You might recall my post a few weeks ago
of three scarecrows: same garden.
The fruits (er, vegetables) of his toils are for sale
at the Thursday market in town. We bought a bag
of "mucky" potatoes last week -- still covered in dirt.



YUM!
Here's the footage of the border collie
herding the "ducks" (they looked a lot
like geese to me, but the handler callled
them ducks) at the Crossmolina Vintage
Show last Sunday up in North Mayo:



Too bad I didn't capture them waddling
up a little ramp and sliding down into
a pool of water. Oh well. Next year.

Wednesday, July 22, 2009

An unusually high tide tonight -- while awaiting
dinner prepared by our houseguest Mr.

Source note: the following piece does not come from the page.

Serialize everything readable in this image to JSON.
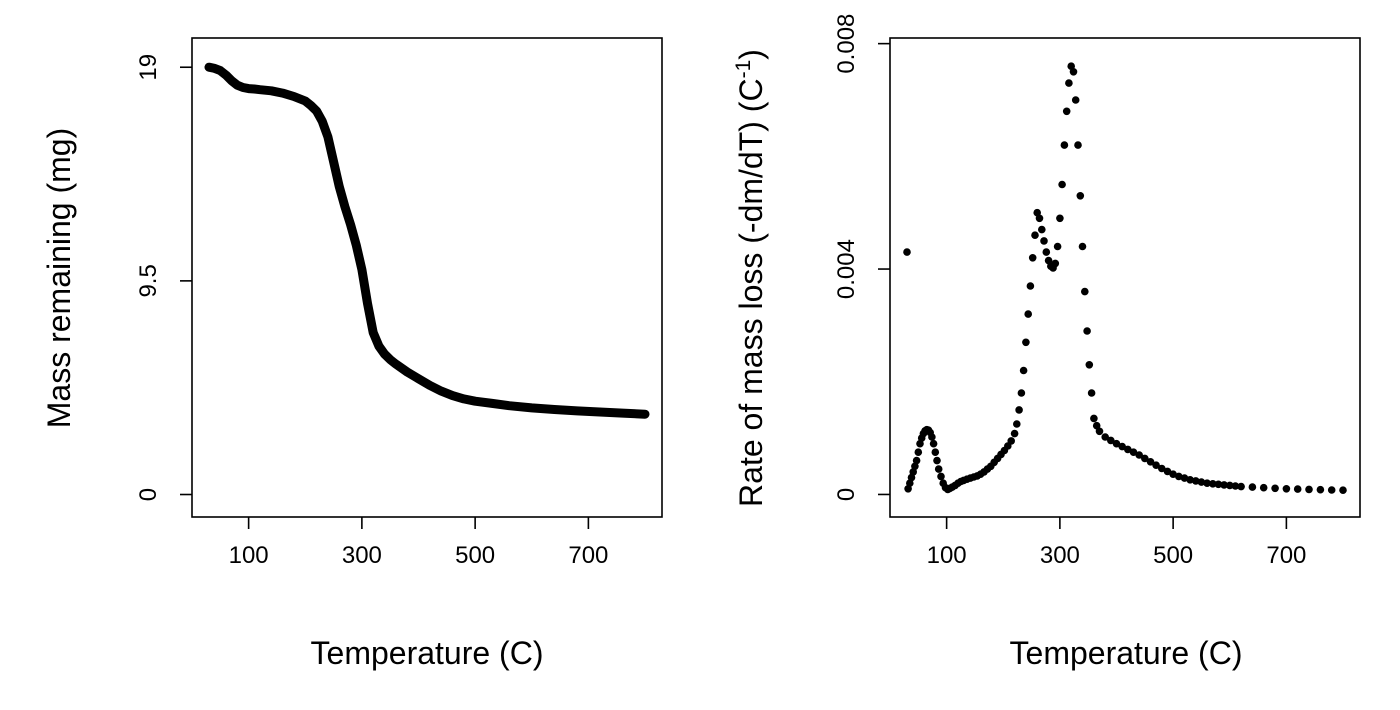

Beast,
Paul and I took off on a jaunt around the cove
to see firsthand the high waters,
and what really captured our attention
were the underwater flowers:




And this exotic jelly fish:




The sun was shining -- briefly -- and all the colors
were at their most intense.

Upon our return, I saw that my sheets
had become tangled in the gorse --



And about 30 minutes later, the rains began
once again, and I ran out in the middle of dinner
to untangle the sheets from the line, only for the wind
to tangle them about me during the unpinning:
An Apparition In White.

(And now they are comfortably tumbling
in the luxury of our electric dryer.)

Images from Achill Island




Tuesday, July 21, 2009

At The Deserted Village

View from the car at The Deserted Village, Achill Island.
Crazy, torrential, inescapable rain.
(Waiting for friends as the car steamed up.